Rubber, meet Road.

25 05 2012

To get a better understanding of what we mean when we say a sense of calling or vocation, let’s think in general terms first…

Have you ever done something or have been a part of something that brought you so much fulfillment that you could not think of doing anything else?  I mean to the point where what you were doing or were a part of touched you so deeply it is like you are discovering that THAT GREAT BIG  THING is actually a part of you to the very core. That is how I can best describe a sense of vocation.
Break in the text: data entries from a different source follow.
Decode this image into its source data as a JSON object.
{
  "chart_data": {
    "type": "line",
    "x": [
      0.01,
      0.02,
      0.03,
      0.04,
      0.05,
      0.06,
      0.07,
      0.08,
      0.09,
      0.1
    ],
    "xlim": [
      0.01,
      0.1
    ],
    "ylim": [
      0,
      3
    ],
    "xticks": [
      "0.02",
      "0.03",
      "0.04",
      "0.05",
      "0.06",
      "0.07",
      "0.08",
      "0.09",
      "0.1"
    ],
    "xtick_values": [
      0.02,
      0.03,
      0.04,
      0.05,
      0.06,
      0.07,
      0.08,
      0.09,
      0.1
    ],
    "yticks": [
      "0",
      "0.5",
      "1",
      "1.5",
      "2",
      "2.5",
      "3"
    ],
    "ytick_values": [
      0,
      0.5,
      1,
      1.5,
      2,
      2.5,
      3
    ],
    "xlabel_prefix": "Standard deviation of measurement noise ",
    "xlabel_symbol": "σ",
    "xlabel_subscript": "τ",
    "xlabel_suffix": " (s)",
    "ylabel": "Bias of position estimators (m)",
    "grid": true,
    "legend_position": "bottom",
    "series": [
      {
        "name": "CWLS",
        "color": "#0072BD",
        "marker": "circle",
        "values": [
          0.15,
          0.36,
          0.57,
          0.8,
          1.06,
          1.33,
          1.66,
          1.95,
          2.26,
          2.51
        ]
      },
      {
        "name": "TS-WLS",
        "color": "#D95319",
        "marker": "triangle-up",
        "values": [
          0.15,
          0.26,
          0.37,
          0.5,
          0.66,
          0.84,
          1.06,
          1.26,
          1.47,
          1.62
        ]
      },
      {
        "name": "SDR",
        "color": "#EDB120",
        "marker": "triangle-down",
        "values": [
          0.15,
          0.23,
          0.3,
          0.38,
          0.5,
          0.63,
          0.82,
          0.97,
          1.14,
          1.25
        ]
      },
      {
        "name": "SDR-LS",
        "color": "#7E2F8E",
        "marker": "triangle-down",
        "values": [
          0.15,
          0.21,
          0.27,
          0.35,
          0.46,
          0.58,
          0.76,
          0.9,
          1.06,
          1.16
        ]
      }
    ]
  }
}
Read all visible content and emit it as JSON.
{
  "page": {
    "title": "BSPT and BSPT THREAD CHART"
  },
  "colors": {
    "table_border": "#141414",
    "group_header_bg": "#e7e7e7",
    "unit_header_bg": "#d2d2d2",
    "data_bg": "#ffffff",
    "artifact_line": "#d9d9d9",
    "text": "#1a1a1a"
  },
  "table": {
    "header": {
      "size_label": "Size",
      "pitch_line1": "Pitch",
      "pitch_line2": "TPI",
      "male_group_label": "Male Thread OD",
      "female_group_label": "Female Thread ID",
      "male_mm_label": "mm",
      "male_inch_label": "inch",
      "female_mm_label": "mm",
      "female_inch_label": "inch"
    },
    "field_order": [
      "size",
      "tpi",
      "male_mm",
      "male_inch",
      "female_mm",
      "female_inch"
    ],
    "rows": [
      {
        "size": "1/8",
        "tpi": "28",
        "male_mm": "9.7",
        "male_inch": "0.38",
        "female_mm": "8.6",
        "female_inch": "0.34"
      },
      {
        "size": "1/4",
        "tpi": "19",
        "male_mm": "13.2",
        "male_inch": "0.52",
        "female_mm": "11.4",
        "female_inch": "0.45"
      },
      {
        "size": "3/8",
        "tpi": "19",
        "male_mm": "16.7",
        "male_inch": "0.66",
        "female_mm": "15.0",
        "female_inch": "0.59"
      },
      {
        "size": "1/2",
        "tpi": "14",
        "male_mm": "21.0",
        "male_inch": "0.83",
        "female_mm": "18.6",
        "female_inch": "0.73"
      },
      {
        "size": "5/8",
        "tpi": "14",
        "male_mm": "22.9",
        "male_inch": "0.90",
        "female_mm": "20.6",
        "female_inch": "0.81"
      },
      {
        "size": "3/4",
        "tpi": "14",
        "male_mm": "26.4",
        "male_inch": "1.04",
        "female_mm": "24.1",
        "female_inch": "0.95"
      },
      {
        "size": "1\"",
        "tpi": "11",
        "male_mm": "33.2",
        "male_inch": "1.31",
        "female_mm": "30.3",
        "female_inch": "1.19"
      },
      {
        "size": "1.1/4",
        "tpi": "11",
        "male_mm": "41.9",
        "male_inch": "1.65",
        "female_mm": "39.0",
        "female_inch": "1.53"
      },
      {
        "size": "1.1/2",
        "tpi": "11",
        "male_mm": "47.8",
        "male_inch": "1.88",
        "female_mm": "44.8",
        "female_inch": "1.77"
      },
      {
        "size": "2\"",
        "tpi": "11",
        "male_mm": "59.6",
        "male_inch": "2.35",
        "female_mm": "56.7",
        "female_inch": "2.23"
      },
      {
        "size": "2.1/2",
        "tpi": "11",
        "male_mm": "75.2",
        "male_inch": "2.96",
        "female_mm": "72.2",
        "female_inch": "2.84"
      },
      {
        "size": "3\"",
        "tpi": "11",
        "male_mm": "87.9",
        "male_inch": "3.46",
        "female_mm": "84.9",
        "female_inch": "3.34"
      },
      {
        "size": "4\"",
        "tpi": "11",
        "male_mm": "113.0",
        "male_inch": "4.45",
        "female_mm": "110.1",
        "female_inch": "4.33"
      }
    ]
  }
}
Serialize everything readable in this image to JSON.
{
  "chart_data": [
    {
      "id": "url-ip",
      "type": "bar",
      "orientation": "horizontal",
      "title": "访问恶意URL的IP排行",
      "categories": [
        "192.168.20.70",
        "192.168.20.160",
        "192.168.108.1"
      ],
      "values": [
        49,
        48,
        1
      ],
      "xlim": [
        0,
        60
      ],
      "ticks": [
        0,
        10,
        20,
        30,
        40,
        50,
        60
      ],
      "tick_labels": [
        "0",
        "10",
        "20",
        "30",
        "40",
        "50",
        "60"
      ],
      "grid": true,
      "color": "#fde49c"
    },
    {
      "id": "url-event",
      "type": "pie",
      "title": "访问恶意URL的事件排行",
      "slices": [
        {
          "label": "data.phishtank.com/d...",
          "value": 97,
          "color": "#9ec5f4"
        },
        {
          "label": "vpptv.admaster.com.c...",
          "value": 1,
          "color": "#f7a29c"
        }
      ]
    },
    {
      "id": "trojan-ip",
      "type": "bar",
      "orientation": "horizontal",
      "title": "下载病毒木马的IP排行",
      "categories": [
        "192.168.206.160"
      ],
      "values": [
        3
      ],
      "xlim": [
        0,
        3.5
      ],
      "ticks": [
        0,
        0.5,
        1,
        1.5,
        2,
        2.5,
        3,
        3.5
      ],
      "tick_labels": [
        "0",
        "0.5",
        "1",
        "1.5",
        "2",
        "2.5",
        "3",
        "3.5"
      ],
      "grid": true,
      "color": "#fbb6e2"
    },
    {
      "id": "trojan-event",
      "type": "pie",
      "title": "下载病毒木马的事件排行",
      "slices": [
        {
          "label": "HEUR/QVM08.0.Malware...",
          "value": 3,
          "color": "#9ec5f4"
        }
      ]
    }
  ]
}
Well, actually you could think of doing something else with your time and talents, but after having done that GREAT BIG THING THAT WAS SO AWESOME your life would be all right, and you might even be happy, content and comfortably well-off, but you wouldn’t feel complete.    Not everyone has this sense.  Or maybe they do and they just don’t act on it.  It doesn’t necessarily have anything to do with a religious life, per se.  One of my dearest friends has spent his entire life promoting the Fine Arts and Music in one form or another.  That is who he is and what he stands for.  That is vocation as well.
As you may have read earlier from the earliest stages of my life, I have been involved with the Church of God in its many varied expressions and felt the stirrings of vocation in my late teens. Due to internal conflicts regarding my sexual orientation and the fact that no expression of the Body of Christ where I felt at home was ready to have an openly gay person serving in ordained ministry, thoughts and aspirations of ministry were put aside until I came to The Episcopal Church. All of this still begs the questions, however, “At what point did I feel the sense of calling? At what point did I sense that God was calling me pursue ordination in The Episcopal Church after all this time?”
One Christmas Day, my parish in New York, was having its regularly scheduled service. Due to an oversight on the acolyte and altar guild rota, I found myself serving as serving as Crucifer, Lector, Acolyte and Chalice Bearer, some of these duties I had not done before! I was able to get through the service with some help from our priests and going by memory of watching those in the altar party. Once the elements of the Eucharist were prepared I took my place alongside the clergy as the Rector began the Eucharist. As the choir and congregation began to sing the hymn “Holy Holy Holy is the Lord,” it was almost as if the veil between heaven and earth had become much thinner. I felt as if I were standing in exactly the right place at the right time and there was nowhere else that I should have or could have been. This sense continued while the Eucharist continued, especially as I offered the chalice to those who came forward to receive. It was this experience, this sense of “NOW” which reawakened my sense of calling which had been dormant for many years. Little did I know that the sense of “NOW” was only the first step to a long process. Much like the muscles in our body, gifts for ministry and leadership which are not put to use need to be put back into shape or even rehabilitated before they may be put to work for the Kingdom.